Dummy variable in regression are slightly different from other variables, both in data processing and when reading regression results. Linear regression, or multiple regression, is a function that explains the relationship between independent variables and dependent variables. One dependent variable (Y) is usually influenced by several independent variables (X). For example, the production variable is influenced by land area, fertilizer, labor, and capital.
Regression has several requirements that must be met. Because regression is included in parametric statistics, of course the variables in it have an interval or ratio scale. In addition, the data to be used must also meet the classical assumption rules. However, of the several variables we use, one or two may be nominal or ordinal scale variables. Nominal or ordinal scale variables in regression are commonly known as dummy variables.
To make it easier to understand, I give an example of dummy variables in regression. Let’s say we want to know the effect of gender on income spent at the mall. We create a gender variable with a value of 0 for men and 1 for women. Another example is the effect of farmers’ participation in farmer group membership on income. We create a farmer group membership variable with a value of 0 for farmers who are not members and 1 for farmers who are members of a farmer group. The identification of this dummy is similar to when we describe the different levels of the experiment and the control.
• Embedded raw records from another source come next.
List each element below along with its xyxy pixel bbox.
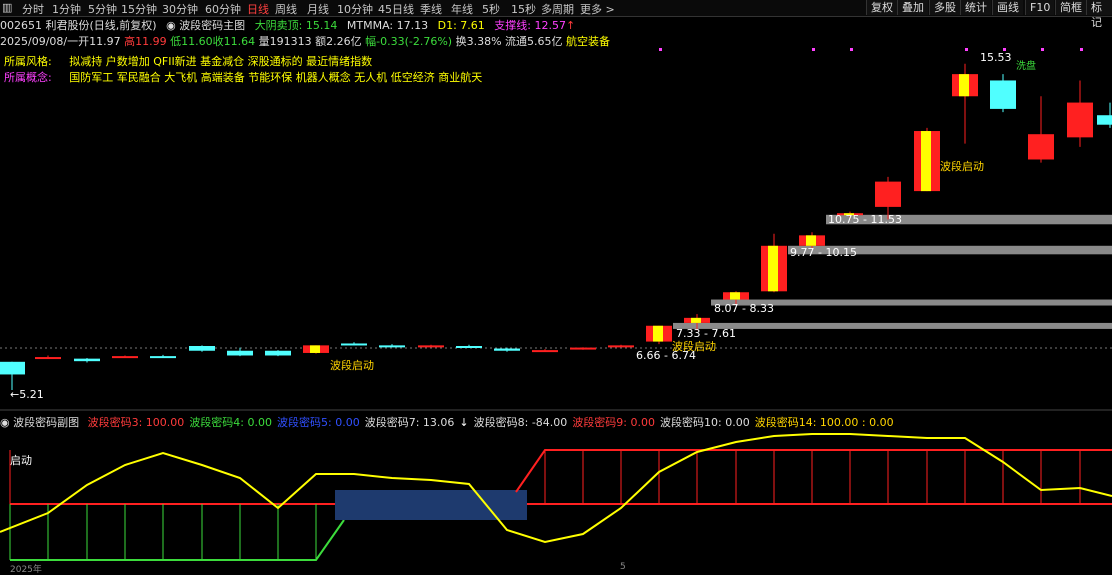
candle-body-11 (418, 345, 444, 348)
candle-body-2 (74, 358, 100, 362)
sub-value-5: 波段密码8: -84.00 (473, 416, 568, 429)
green-base (10, 519, 345, 561)
candle-body-1 (35, 357, 61, 360)
candle-body-3 (112, 356, 138, 359)
candle-signal-20 (768, 245, 778, 292)
sub-value-7: 波段密码10: 0.00 (660, 416, 750, 429)
top-marker-1 (812, 48, 815, 51)
range-label-2: 9.77 - 10.15 (790, 246, 857, 259)
sub-panel-header: ◉ 波段密码副图 波段密码3: 100.00 波段密码4: 0.00 波段密码5: … (0, 414, 894, 430)
top-marker-2 (850, 48, 853, 51)
candle-body-26 (990, 80, 1016, 109)
candle-body-5 (189, 346, 215, 351)
candle-body-6 (227, 350, 253, 356)
sub-value-0: 波段密码3: 100.00 (87, 416, 185, 429)
range-label-5: 6.66 - 6.74 (636, 349, 696, 362)
candle-body-27 (1028, 134, 1054, 160)
candle-body-12 (456, 346, 482, 348)
peak-label: 15.53 (980, 51, 1012, 64)
kline-chart[interactable] (0, 0, 1112, 571)
blue-zone (335, 490, 527, 520)
candle-signal-18 (691, 317, 701, 323)
sub-value-4: ↓ (459, 416, 469, 429)
range-label-1: 10.75 - 11.53 (828, 213, 902, 226)
sub-start-label: 启动 (10, 454, 32, 467)
sub-panel-values: 波段密码3: 100.00 波段密码4: 0.00 波段密码5: 0.00 波段密码7… (83, 416, 894, 429)
candle-body-28 (1067, 102, 1093, 138)
low-value: 5.21 (19, 388, 44, 401)
left-arrow-icon: ← (10, 388, 20, 401)
top-marker-0 (659, 48, 662, 51)
x-axis-year-label: 2025年 (10, 565, 42, 575)
start-signal-label-3: 波段启动 (940, 160, 984, 173)
candle-body-7 (265, 350, 291, 356)
low-label: ←5.21 (10, 388, 44, 401)
candle-signal-21 (806, 235, 816, 246)
sub-value-8: 波段密码14: 100.00 : 0.00 (754, 416, 894, 429)
range-label-3: 8.07 - 8.33 (714, 302, 774, 315)
top-marker-3 (965, 48, 968, 51)
candle-body-29 (1097, 115, 1112, 125)
sub-value-2: 波段密码5: 0.00 (277, 416, 360, 429)
candle-body-16 (608, 345, 634, 348)
start-signal-label-1: 波段启动 (330, 359, 374, 372)
sub-chart (0, 433, 1112, 561)
candle-body-4 (150, 356, 176, 359)
candle-body-23 (875, 181, 901, 207)
candle-signal-8 (310, 345, 320, 353)
support-band-3 (673, 322, 1112, 329)
candle-signal-25 (959, 74, 969, 97)
candle-body-14 (532, 350, 558, 353)
sub-value-3: 波段密码7: 13.06 (364, 416, 455, 429)
candle-signal-17 (653, 325, 663, 342)
sub-indicator-icon[interactable]: ◉ (0, 416, 10, 429)
red-top (515, 449, 1112, 493)
wash-label: 洗盘 (1016, 61, 1036, 72)
top-marker-5 (1041, 48, 1044, 51)
candle-signal-19 (730, 292, 740, 300)
candle-body-15 (570, 347, 596, 350)
candle-body-10 (379, 345, 405, 348)
candle-body-9 (341, 343, 367, 346)
candle-body-0 (0, 361, 25, 375)
candle-signal-24 (921, 131, 931, 192)
sub-panel-name[interactable]: 波段密码副图 (13, 416, 79, 429)
sub-value-6: 波段密码9: 0.00 (572, 416, 656, 429)
candle-body-13 (494, 348, 520, 351)
top-marker-6 (1080, 48, 1083, 51)
sub-value-1: 波段密码4: 0.00 (189, 416, 273, 429)
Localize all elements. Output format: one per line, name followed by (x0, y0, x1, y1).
Dummy variables in regression are different from logistic regression. Nominal scale variables in logistic regression are located in the dependent variable, or Y value. while the dummy referred to here is a nominal or ordinal scale variable in the independent variable (X value). Can dummies be in logistic regression?
Giving values of 0 and 1 also has its own techniques. To make it easy to interpret the results of the regression output, a value of 1 should be given to respondents who are expected to have an influence on the value of Y. For example, in the example of farmer membership above, I have a hypothesis that this membership has an influence on farmer income. So I give value 1 to farmers who are members of farmer groups. Later, the coefficient on this variable will be the difference between farmers who are not members and farmers who are members of farmer groups. If you give the value upside down, there is actually nothing wrong, but it is likely that the coefficient value that comes out will be negative. There is nothing wrong with the calculation result; it’s just that you need to understand how to explain the negative value.
I will immediately practice the use of dummy variables in regression in the Minitab application.
I have training data that can be downloaded here:
The data is engineering data that I randomly obtained through Excel. There are 5 independent variables, and one of them, X2, is a dummy variable in regression.
Let’s open the menu. I am using Minitab 17.
We enter the data in the minitab sheet.
Then click stat – regression – regression – fit regression model
Responses: we enter variable Y; continuous predictors: we enter X1, X3, X4, X5. While the variable X2 is a dummy variable in regression, we enter categorical predictors.
The R-sq value in the model has a value of 65.09%, meaning that 65% of the data processed can be explained by the minitab result model. It can be said that this model is sufficient to represent the existing data.
Judging from the p value, among the five variables, only X2 has a value below 0.05. This means that only x2 significantly affects the value of Y. Judging from the VIF value, variables X1 and X4 have a value above 10, meaning that these two variables have multicollinear problems (I have discussed this in the classic assumption test).
My assumption is that the output above has been fixed according to the classical assumption test. I will explain the dummy variable output according to the theme of this article.
In the coefficient column, the value of 1 in the X2 variable has a value of 3876. This means that respondents who have a value of 1 have a significantly higher 3876 Y than respondents who are worth 0. This can also be obtained from the regression equation at the bottom, which is as follows:
The value of the regression model when X2 is 0 is 5468 + 2.89X1 + 19.0X3 + 5.74X4 + 1.49X5. while the regression model when X2 is 1 is: 9344 + 2.89X1 + 19.0X3 + 5.74X4 + 1.49X5. The coefficient value of 3876 is obtained from the difference between the two models, assuming X1, X3, X4, and X5 have the same value.
So it can be concluded that the X2 variable, which is worth 1, has a Y value 3876 higher than the X2 variable, which is worth 0.
There are difference when reading other regression coefficients. Because if the variable is a continuous variable or interval and ratio scale, the variable coefficient will be read every additional unit of the independent variable will increase the dependent variable by the coefficient value.
Different minitabs, different SPSS I also gave the steps in SPSS because SPSS is also widely used. In SPSS, nominal and ordinal scale variables have been separated since they were first inputted, while the process is the same as if you were doing multiple or linear regression. SPSS will recognize the dummy variable after you indicate that it is on a nominal scale.
Let’s open SPSS, then copy the data to the SPSS sheet.
In the variable view tab, I marked the information on X2 that the variable is a dummy variable or nominal scale. Look at the measure table in the image below.
Then click analyze – regression -linear. Then enter Y in the dependent column, and all X variables into the independent column and click OK.
The result was:
The results obtained are the same as the results issued by Minitab. You can see the coefficient value in the coefficient table in column B, with a value of 3876. However, SPSS does not provide a model for the two values of X2, as Minitab does.